In talking about the role of the church for the twentieth century, Dr. Martin Luther King Jr. said that the church needs to “recapture its prophetic zeal” in order to prevent becoming an “irrelevant social club without moral or spiritual authority.” In his Letter from a Birmingham Jail, he described this prophetic zeal as one which reflected the “sacrificial spirit of the early church.” When the church was more than “merely a thermometer that recorded the ideas and principles of popular opinion; [but] was a thermostat that transformed the mores of society.” Thus, in this current generation, it has become increasingly difficult for millennials to ignore the many ways the institution of the church fails to transform the mores of society and remains complicit in the pervasiveness of injustice and inequality in our society.

The church has been and remains complicit in the pervasiveness of racism, sexism, militarism, and greed. The church remains complicit in the issues that promote and propagate homophobia, xenophobia, and Islamophobia. As an institution, the church remains complicit in the victimization of those whom Jesus described as “the least of these” (Matt. 25:45). As the article by as the Christian News Broadcast Network insinuates, those of the Millennial generation are waiting for the institution of the church to reflect more of the ideals of justice, righteousness, compassion, and mercy indicative of Christianity’s namesake. To paraphrase a line from my church history professor in Divinity School, people have been more able to find the love of Christ reflected in the public square than in the institution of the church; therefore, the church as been complicit in its own decline and its own degradation.

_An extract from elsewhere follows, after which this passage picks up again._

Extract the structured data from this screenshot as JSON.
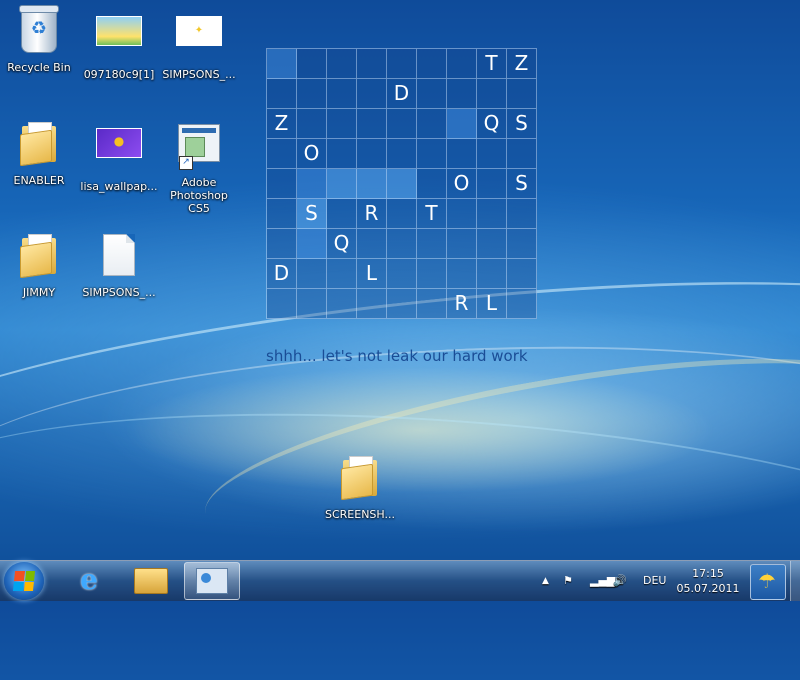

Thus, due to the church’s miscegenation with power, corruption, and persecution there is likely no hope for sustaining the church for the 21st century. However, I do find that hope remains for the ekklesia!

The ekklesia is the Greek word denoting a gathering or assembly of people, often in public, for the purpose of worship or religious meeting. As as alluded to by Dr. King, through the ekklesia, early Christians functioned in the public square as a radical dissenting presence against corrupt and unjust Roman government. The assembly of the people reflected in a rousing and poignant display the inclusive, diverse, and equitable ministry of Jesus that puts chief among all things concern for the widow, orphan, stranger, and poor. Not hampered by walls, the ekklesia flourished and thrived by making a priority the day to day matters of the community: the marginalized, disinherited, and the castaway. Thus, the ekklesia took head on the needs of the people and preached in word and deed the tenets of the gospel proclaiming the pending day of justice, compassion, mercy, and truth.

As I observe the swath of those of the Millennial generation enter into the streets to protest for Black Lives Matter, LGBTQ Pride, Women’s Rights, Healthcare Reform, Fight for 15, Education Reform, and Environmental Justice I cannot help but to see a dissent of the church’s relevant silence on these issues. Furthermore, I cannot help but see a “prophetic zeal” for which their efforts will advance the Kingdom of Heaven and God’s Will for human flourishing. As young people are leaving the pews and entering the public square I cannot help but to see God working to transmute the church into the ekklesia by which God will sustain God’s people for the remainder of the 21st Century. The ekklesia, as it was intended and spoken by Jesus to Peter saying “Upon this rock I will build My church, and the gates of Hades will not prevail against it” (Matthew 16:18).